I see so many people come through my doors as an exercise rehabilitation specialist with mechanical overuse injuries so much so that I’ve lost count. Whether its shin splints in a keen runner or shoulder impingement in a lifter, they all have one thing in common, overuse in one aspect of their physical development. Now I understand that we have to develop our attributes within our field or passion but I think that we have lost the ability to just play!

 
When I talk about “play” I’m not talking about GPP or general physical preparedness. I’m talking about actual, no plan in place, play! I like to use the word play as it stays away from any rigid form of forced fun that can sometimes be linked with the term GPP. I’m a powerlifter and sometimes I will just go out and run across the hills wearing 25kg, because it’s fun! I enjoy the physicality of life and the challenges that are put before me on a daily basis. I’m in a very lucky position in where one week I’ll be in clinic but the next will be spent mountain biking or kayaking. Now kayaking has very minimal carry over to powerlifting I get that. But there are certainly elements that will build on the strong strength based foundations I have already developed. Let’s stay with kayaking, my grip is tested maximally.
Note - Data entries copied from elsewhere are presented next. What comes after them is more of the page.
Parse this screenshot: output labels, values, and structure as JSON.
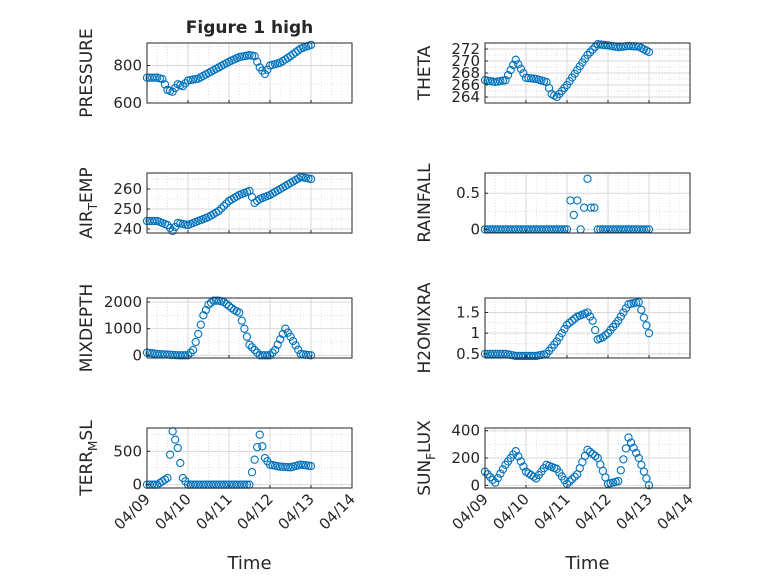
{
  "figure": {
    "title": "Figure 1 high"
  },
  "colors": {
    "marker": "#0072BD",
    "axis": "#262626",
    "grid": "#d9d9d9"
  },
  "chart_data": [
    {
      "type": "scatter",
      "ylabel": "PRESSURE",
      "ylabel_sub": "",
      "ylabel_tail": "",
      "xlabel": "",
      "title": "Figure 1 high",
      "ylim": [
        600,
        920
      ],
      "yticks": [
        600,
        800
      ],
      "x": [
        "04/09 00:00",
        "04/09 06:00",
        "04/09 09:00",
        "04/09 12:00",
        "04/09 15:00",
        "04/09 18:00",
        "04/09 21:00",
        "04/10 00:00",
        "04/10 06:00",
        "04/10 12:00",
        "04/10 18:00",
        "04/11 00:00",
        "04/11 06:00",
        "04/11 12:00",
        "04/11 15:00",
        "04/11 18:00",
        "04/11 21:00",
        "04/12 00:00",
        "04/12 06:00",
        "04/12 12:00",
        "04/12 18:00",
        "04/13 00:00"
      ],
      "y": [
        735,
        735,
        728,
        670,
        660,
        700,
        690,
        720,
        730,
        760,
        790,
        820,
        845,
        855,
        850,
        790,
        755,
        800,
        815,
        850,
        890,
        910
      ]
    },
    {
      "type": "scatter",
      "ylabel": "THETA",
      "ylabel_sub": "",
      "ylabel_tail": "",
      "xlabel": "",
      "ylim": [
        263,
        273
      ],
      "yticks": [
        264,
        266,
        268,
        270,
        272
      ],
      "x": [
        "04/09 00:00",
        "04/09 06:00",
        "04/09 12:00",
        "04/09 18:00",
        "04/10 00:00",
        "04/10 06:00",
        "04/10 12:00",
        "04/10 15:00",
        "04/10 18:00",
        "04/11 00:00",
        "04/11 06:00",
        "04/11 12:00",
        "04/11 18:00",
        "04/12 00:00",
        "04/12 06:00",
        "04/12 12:00",
        "04/12 18:00",
        "04/13 00:00"
      ],
      "y": [
        266.8,
        266.5,
        266.8,
        270.2,
        267.2,
        267.0,
        266.5,
        264.5,
        264.0,
        266.0,
        268.5,
        271.0,
        272.8,
        272.6,
        272.3,
        272.5,
        272.4,
        271.5
      ]
    },
    {
      "type": "scatter",
      "ylabel": "AIR",
      "ylabel_sub": "T",
      "ylabel_tail": "EMP",
      "xlabel": "",
      "ylim": [
        238,
        268
      ],
      "yticks": [
        240,
        250,
        260
      ],
      "x": [
        "04/09 00:00",
        "04/09 06:00",
        "04/09 12:00",
        "04/09 15:00",
        "04/09 18:00",
        "04/10 00:00",
        "04/10 06:00",
        "04/10 12:00",
        "04/10 18:00",
        "04/11 00:00",
        "04/11 06:00",
        "04/11 12:00",
        "04/11 15:00",
        "04/11 18:00",
        "04/12 00:00",
        "04/12 06:00",
        "04/12 12:00",
        "04/12 18:00",
        "04/13 00:00"
      ],
      "y": [
        244,
        244,
        242,
        239,
        243,
        242,
        244,
        246,
        249,
        254,
        257,
        259,
        253,
        255,
        257,
        260,
        263,
        266,
        265
      ]
    },
    {
      "type": "scatter",
      "ylabel": "RAINFALL",
      "ylabel_sub": "",
      "ylabel_tail": "",
      "xlabel": "",
      "ylim": [
        -0.05,
        0.78
      ],
      "yticks": [
        0,
        0.5
      ],
      "x": [
        "04/09 00:00",
        "04/09 12:00",
        "04/10 00:00",
        "04/10 12:00",
        "04/11 00:00",
        "04/11 02:00",
        "04/11 04:00",
        "04/11 06:00",
        "04/11 08:00",
        "04/11 10:00",
        "04/11 12:00",
        "04/11 14:00",
        "04/11 16:00",
        "04/11 18:00",
        "04/12 00:00",
        "04/12 12:00",
        "04/13 00:00"
      ],
      "y": [
        0,
        0,
        0,
        0,
        0,
        0.4,
        0.2,
        0.4,
        0.0,
        0.3,
        0.7,
        0.3,
        0.3,
        0,
        0,
        0,
        0
      ]
    },
    {
      "type": "scatter",
      "ylabel": "MIXDEPTH",
      "ylabel_sub": "",
      "ylabel_tail": "",
      "xlabel": "",
      "ylim": [
        -100,
        2150
      ],
      "yticks": [
        0,
        1000,
        2000
      ],
      "x": [
        "04/09 00:00",
        "04/09 06:00",
        "04/09 12:00",
        "04/09 18:00",
        "04/10 00:00",
        "04/10 03:00",
        "04/10 06:00",
        "04/10 09:00",
        "04/10 12:00",
        "04/10 15:00",
        "04/10 18:00",
        "04/10 21:00",
        "04/11 00:00",
        "04/11 03:00",
        "04/11 06:00",
        "04/11 12:00",
        "04/11 18:00",
        "04/12 00:00",
        "04/12 03:00",
        "04/12 06:00",
        "04/12 09:00",
        "04/12 12:00",
        "04/12 18:00",
        "04/13 00:00"
      ],
      "y": [
        100,
        50,
        30,
        0,
        0,
        200,
        800,
        1500,
        1900,
        2050,
        2050,
        2000,
        1850,
        1700,
        1600,
        400,
        0,
        0,
        200,
        600,
        1000,
        700,
        50,
        0
      ]
    },
    {
      "type": "scatter",
      "ylabel": "H2OMIXRA",
      "ylabel_sub": "",
      "ylabel_tail": "",
      "xlabel": "",
      "ylim": [
        0.4,
        1.85
      ],
      "yticks": [
        0.5,
        1,
        1.5
      ],
      "x": [
        "04/09 00:00",
        "04/09 06:00",
        "04/09 12:00",
        "04/09 18:00",
        "04/10 00:00",
        "04/10 06:00",
        "04/10 12:00",
        "04/10 18:00",
        "04/11 00:00",
        "04/11 06:00",
        "04/11 12:00",
        "04/11 15:00",
        "04/11 18:00",
        "04/11 21:00",
        "04/12 00:00",
        "04/12 06:00",
        "04/12 12:00",
        "04/12 18:00",
        "04/13 00:00"
      ],
      "y": [
        0.5,
        0.5,
        0.5,
        0.45,
        0.45,
        0.45,
        0.5,
        0.8,
        1.2,
        1.4,
        1.5,
        1.3,
        0.85,
        0.9,
        1.0,
        1.3,
        1.7,
        1.75,
        1.0
      ]
    },
    {
      "type": "scatter",
      "ylabel": "TERR",
      "ylabel_sub": "M",
      "ylabel_tail": "SL",
      "xlabel": "Time",
      "ylim": [
        -50,
        850
      ],
      "yticks": [
        0,
        500
      ],
      "xticklabels": [
        "04/09",
        "04/10",
        "04/11",
        "04/12",
        "04/13",
        "04/14"
      ],
      "x": [
        "04/09 00:00",
        "04/09 06:00",
        "04/09 12:00",
        "04/09 15:00",
        "04/09 18:00",
        "04/09 21:00",
        "04/10 00:00",
        "04/10 06:00",
        "04/10 12:00",
        "04/10 18:00",
        "04/11 00:00",
        "04/11 06:00",
        "04/11 12:00",
        "04/11 18:00",
        "04/11 21:00",
        "04/12 00:00",
        "04/12 06:00",
        "04/12 12:00",
        "04/12 18:00",
        "04/13 00:00"
      ],
      "y": [
        0,
        0,
        100,
        800,
        550,
        100,
        0,
        0,
        0,
        0,
        0,
        0,
        0,
        750,
        400,
        300,
        270,
        260,
        300,
        280
      ]
    },
    {
      "type": "scatter",
      "ylabel": "SUN",
      "ylabel_sub": "F",
      "ylabel_tail": "LUX",
      "xlabel": "Time",
      "ylim": [
        -20,
        420
      ],
      "yticks": [
        0,
        200,
        400
      ],
      "xticklabels": [
        "04/09",
        "04/10",
        "04/11",
        "04/12",
        "04/13",
        "04/14"
      ],
      "x": [
        "04/09 00:00",
        "04/09 06:00",
        "04/09 12:00",
        "04/09 18:00",
        "04/10 00:00",
        "04/10 06:00",
        "04/10 12:00",
        "04/10 18:00",
        "04/11 00:00",
        "04/11 06:00",
        "04/11 12:00",
        "04/11 18:00",
        "04/12 00:00",
        "04/12 06:00",
        "04/12 12:00",
        "04/12 18:00",
        "04/13 00:00"
      ],
      "y": [
        100,
        20,
        150,
        250,
        100,
        50,
        150,
        120,
        10,
        80,
        260,
        200,
        10,
        30,
        350,
        200,
        0
      ]
    }
  ]
}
I’ve actually lost count of all the times I’ve lost a paddle downstream, obviously that’s through fatigue and not flapping when I’m upside down, honest! My shoulders are also pushed like nothing I can experience in the gym. In my eyes the Turkish get up is the ultimate shoulder stability exercise, second to paddling a kayak up stream in North Wales!!

 

Now before you all rush out buying kayaks and running rivers… just consider my point. The point I’m making is you need a break from training and sometimes you just need to have fun. Whether that be prowler pushes, kayaking or ping pong, take a break! Trust me, once you take a week out and wallow in your physical prowess you will return to your regular programming with a fresh and positive approach. You will also return having a week away from the grind of programming, you will reduce your risk of injury by virtue of opening the body up through different planes of movement. You will unload parts of the body that may have been approaching breaking point. As a lifter you might even create some friends that are real and are not rubber or metal! You will develop new skills that may have a transfer over into your chosen sport or method of exercise. But for me, the best bit, is its fun!! Now go out, play and develop!!!!

 
Motivate the mind and the body will follow.